Tax Treatment of Business Expenses (S - Z)

Deductibility of specific expenses such as statutory and regulatory expenses, supplementary retirement scheme, topping-up of employees’ CPF minimum sums and voluntary cash contributions to Medisave account.

Statutory and Regulatory Expenses

To support efforts to comply with statutory and regulatory requirements and to provide tax certainty on the deductibility of such expenses, a specific deduction under Section 14X of the Income Tax Act was introduced with effect from YA 2014. Prior to YA 2014, the deduction of statutory and regulatory expenses was allowed as an administrative concession.

The deduction applies to qualifying statutory and regulatory expenses incurred during the basis period relating to YA 2014 and subsequent YAs, subject to conditions below.

What are qualifying statutory and regulatory expenses

To qualify for tax deduction, the statutory and regulatory expenses must be incurred  by taxpayer for his business (including  business from which passive income is acquired) and for the purpose of:

  1. complying with any written law of Singapore or another country;
  2. complying with any code, standard, rule, requirement or other document issued by any government or public authority or by a securities exchange;
  3. studying the impact of any proposed law*/ document#;
  4. preventing or detect any non-compliance with any law*/ document#;
  5. voluntarily complying with any law*/ document#, even though the taxpayer is exempt from complying with it.

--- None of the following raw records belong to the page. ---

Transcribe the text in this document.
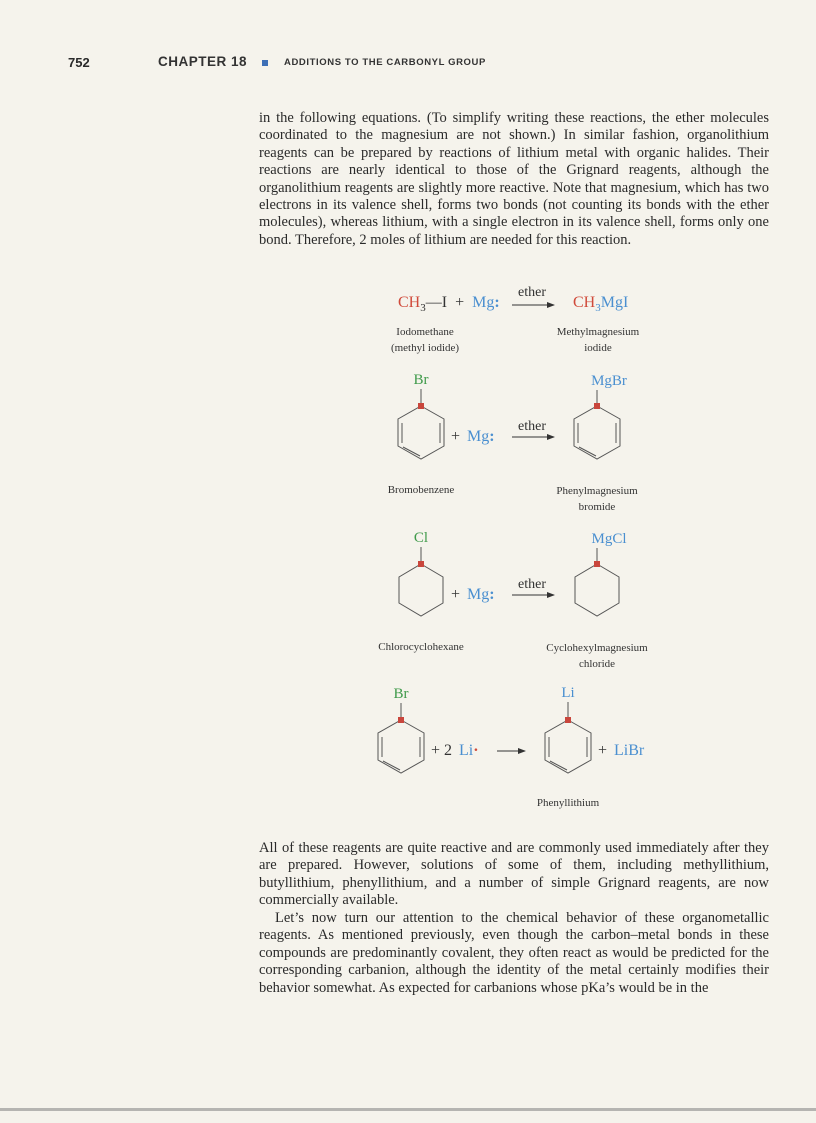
752	CHAPTER 18	ADDITIONS TO THE CARBONYL GROUP

in the following equations. (To simplify writing these reactions, the ether molecules coordinated to the magnesium are not shown.) In similar fashion, organolithium reagents can be prepared by reactions of lithium metal with organic halides. Their reactions are nearly identical to those of the Grignard reagents, although the organolithium reagents are slightly more reactive. Note that magnesium, which has two electrons in its valence shell, forms two bonds (not counting its bonds with the ether molecules), whereas lithium, with a single electron in its valence shell, forms only one bond. Therefore, 2 moles of lithium are needed for this reaction.

$CH_3—I + Mg$:
ether
$CH_3MgI$
Iodomethane
(methyl iodide)
Methylmagnesium
iodide
Br
+ Mg:
ether
MgBr
Bromobenzene	Phenylmagnesium
bromide
Cl
+ Mg:
ether
MgCl
Chlorocyclohexane	Cyclohexylmagnesium
chloride
Br
+ 2 Li·
Li
+ LiBr
Phenyllithium

All of these reagents are quite reactive and are commonly used immediately after they are prepared. However, solutions of some of them, including methyllithium, butyllithium, phenyllithium, and a number of simple Grignard reagents, are now commercially available.

Let’s now turn our attention to the chemical behavior of these organometallic reagents. As mentioned previously, even though the carbon–metal bonds in these compounds are predominantly covalent, they often react as would be predicted for the corresponding carbanion, although the identity of the metal certainly modifies their behavior somewhat. As expected for carbanions whose pKa’s would be in the
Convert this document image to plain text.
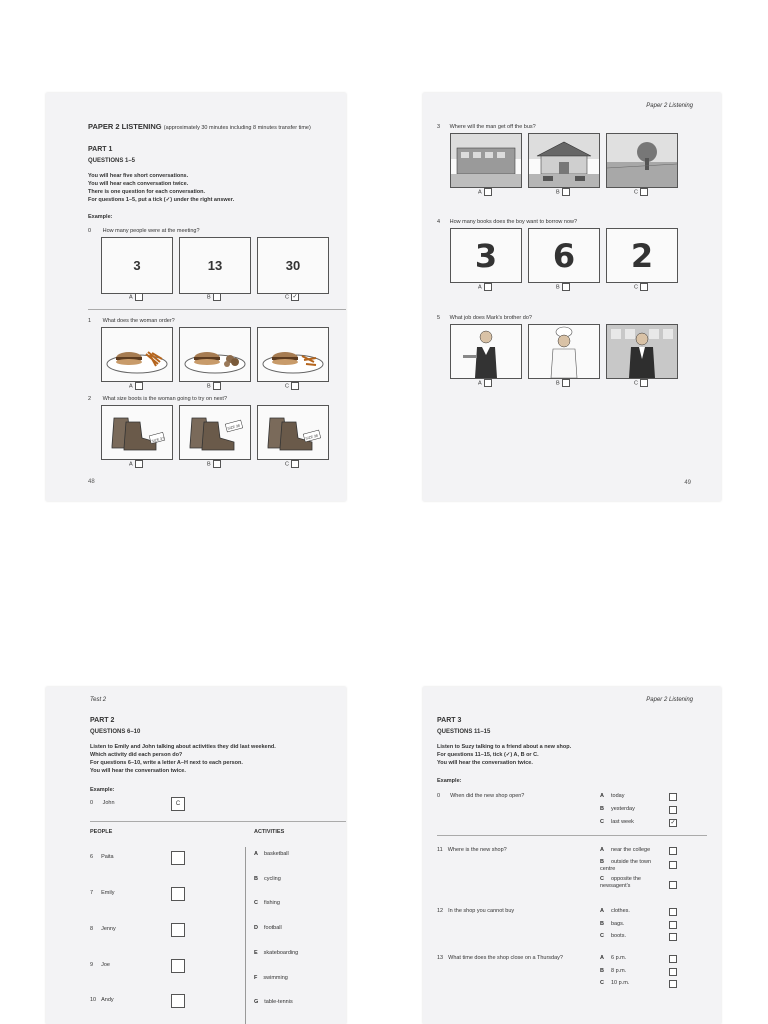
PAPER 2 LISTENING (approximately 30 minutes including 8 minutes transfer time)
PART 1
QUESTIONS 1–5
You will hear five short conversations.
You will hear each conversation twice.
There is one question for each conversation.
For questions 1–5, put a tick (✓) under the right answer.
Example:
0 How many people were at the meeting?
3	13	30
A	B	C ✓
1 What does the woman order?
A	B	C
2 What size boots is the woman going to try on next?
SIZE 37
SIZE 38
SIZE 38
A	B	C
48
Paper 2 Listening
3 Where will the man get off the bus?
A	B	C
4 How many books does the boy want to borrow now?
3	6	2
A	B	C
5 What job does Mark's brother do?
A	B	C
49
Test 2
PART 2
QUESTIONS 6–10
Listen to Emily and John talking about activities they did last weekend.
Which activity did each person do?
For questions 6–10, write a letter A–H next to each person.
You will hear the conversation twice.
Example:
0 John	C
PEOPLE	ACTIVITIES
6 Paita
7 Emily
8 Jenny
9 Joe
10 Andy
A basketball
B cycling
C fishing
D football
E skateboarding
F swimming
G table-tennis
Paper 2 Listening
PART 3
QUESTIONS 11–15
Listen to Suzy talking to a friend about a new shop.
For questions 11–15, tick (✓) A, B or C.
You will hear the conversation twice.
Example:
0 When did the new shop open?	A today
B yesterday
C last week	✓
11 Where is the new shop?	A near the college
B outside the town centre
C opposite the newsagent's
12 In the shop you cannot buy	A clothes.
B bags.
C boots.
13 What time does the shop close on a Thursday?	A 6 p.m.
B 8 p.m.
C 10 p.m.
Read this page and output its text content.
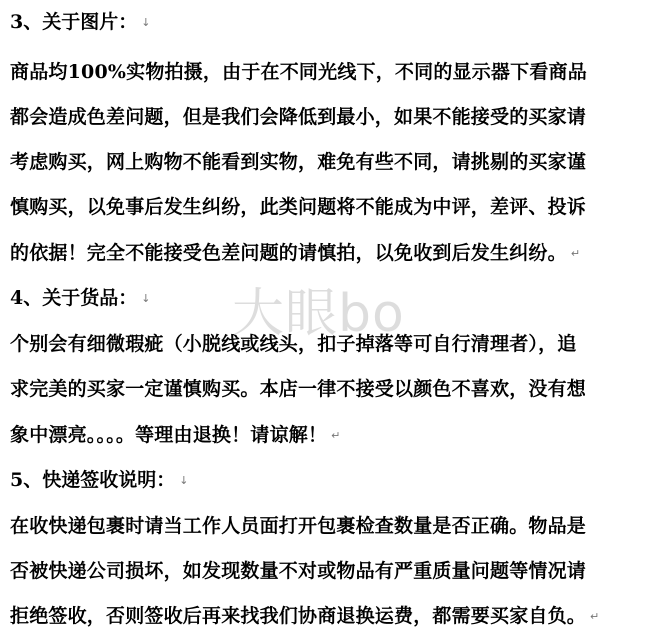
3、关于图片： ↓
商品均100%实物拍摄，由于在不同光线下，不同的显示器下看商品
都会造成色差问题，但是我们会降低到最小，如果不能接受的买家请
考虑购买，网上购物不能看到实物，难免有些不同，请挑剔的买家谨
慎购买，以免事后发生纠纷，此类问题将不能成为中评，差评、投诉
的依据！完全不能接受色差问题的请慎拍，以免收到后发生纠纷。 ↵
4、关于货品： ↓
个别会有细微瑕疵（小脱线或线头，扣子掉落等可自行清理者），追
求完美的买家一定谨慎购买。本店一律不接受以颜色不喜欢，没有想
象中漂亮。。。。等理由退换！请谅解！ ↵
5、快递签收说明： ↓
在收快递包裹时请当工作人员面打开包裹检查数量是否正确。物品是
否被快递公司损坏，如发现数量不对或物品有严重质量问题等情况请
拒绝签收，否则签收后再来找我们协商退换运费，都需要买家自负。 ↵
大眼bo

* This refers to any written law of Singapore or another country
# This refers to any code, standard, rule, requirement or other document issued by any government or public authority or by a securities exchange.

Some examples are:

  • Accounting fees
  • Annual listing fees
  • Audit fees (includes audit fees incurred by a company that is eligible for audit exemption under the Companies Act)
  • Income tax service fees (e.g. preparation of tax computation, lodging objection to Notices of Assessment)
  • Secretarial fees

Examples of expenses that are capital in nature and not tax deductible include:

  • Incorporation fees
  • Strike-off fees
  • Liquidation fees
  • Property valuation fees (where the property is held on capital account)
  • IPO fees

For more details, please refer to the e-Tax Guide on Deduction for Statutory and Regulatory Expenses (PDF, 256KB).  

Supplementary Retirement Scheme (SRS)

An employer can contribute to his employees' Supplementary Retirement Scheme (SRS) accounts on the employees' behalf. Such contributions are fully deductible as staff costs to the employer, subject to the annual SRS contribution cap. For details on annual SRS contribution cap for each employee, please refer to Amount of SRS Contribution.

For more information on SRS, you may refer to the Ministry of Finance's (MOF) website.

Topping-Up of Employees' CPF Minimum Sums

Employers who make cash top-ups for employees' CPF Minimum Sums on their behalf will enjoy an equivalent amount of tax deduction for such top-ups.

The payment to top up an employee's Minimum Sum is considered the employee's taxable income, however, the employee can enjoy CPF Cash Top-Up Relief for Individuals.

Voluntary Cash Contributions to Medisave Account

Voluntary cash contributions made by eligible companies to the CPF Medisave accounts of Self-Employed Persons (SEPs) are tax-deductible. The tax deduction available to a company is subject to a cap of $1,500 per SEP per year. With effect from 1 January 2018, the tax deduction available to a company has been from $1,500 to $2,730 per SEP per year. 

For more details on the qualifying conditions, please refer to Voluntary Contributions to Medisave Account (VC-MA) by Companies.


Withholding Tax on the Interest Payments Borne by Companies on-behalf of non-residents

Generally, a company (“payer”) is required to withhold tax on interest paid to a non-resident, unless tax exemption or waiver of withholding tax obligation is granted. In some cases, the withholding tax on the interest may be borne by the payer on behalf of a non-resident.

Where the payer is contractually required to bear the tax on interest for the non-resident, the withholding tax borne is treated as part of the interest paid. The interest expense (including the withholding tax borne on behalf of the non-resident) is deductible if the loan is taken up to finance income-producing assets. With effect from YA 2020, the payer may be required upon request by the Comptroller of Income Tax, to provide documents to substantiate that he is contractually liable to bear the withholding tax.

In cases where there is no contractual requirement for the payer to bear the tax on behalf of the non-resident but the payer decides to bear, the withholding tax borne by the payer is not treated as part of the interest paid. It is also not a prescribed borrowing cost that is specifically deductible under the Income Tax Act. The tax deductibility of the withholding tax borne on behalf of the non-resident depends on the purpose of the loan. If the loan is taken up for revenue purposes (for example, to finance the purchase of trading stock), the withholding tax expense will be deductible in the hands of the payer as it is a revenue expense. Conversely, if the loan is taken up for capital purpose (for example, to finance capital assets), the payer will not be able to claim a tax deduction on the withholding tax expense.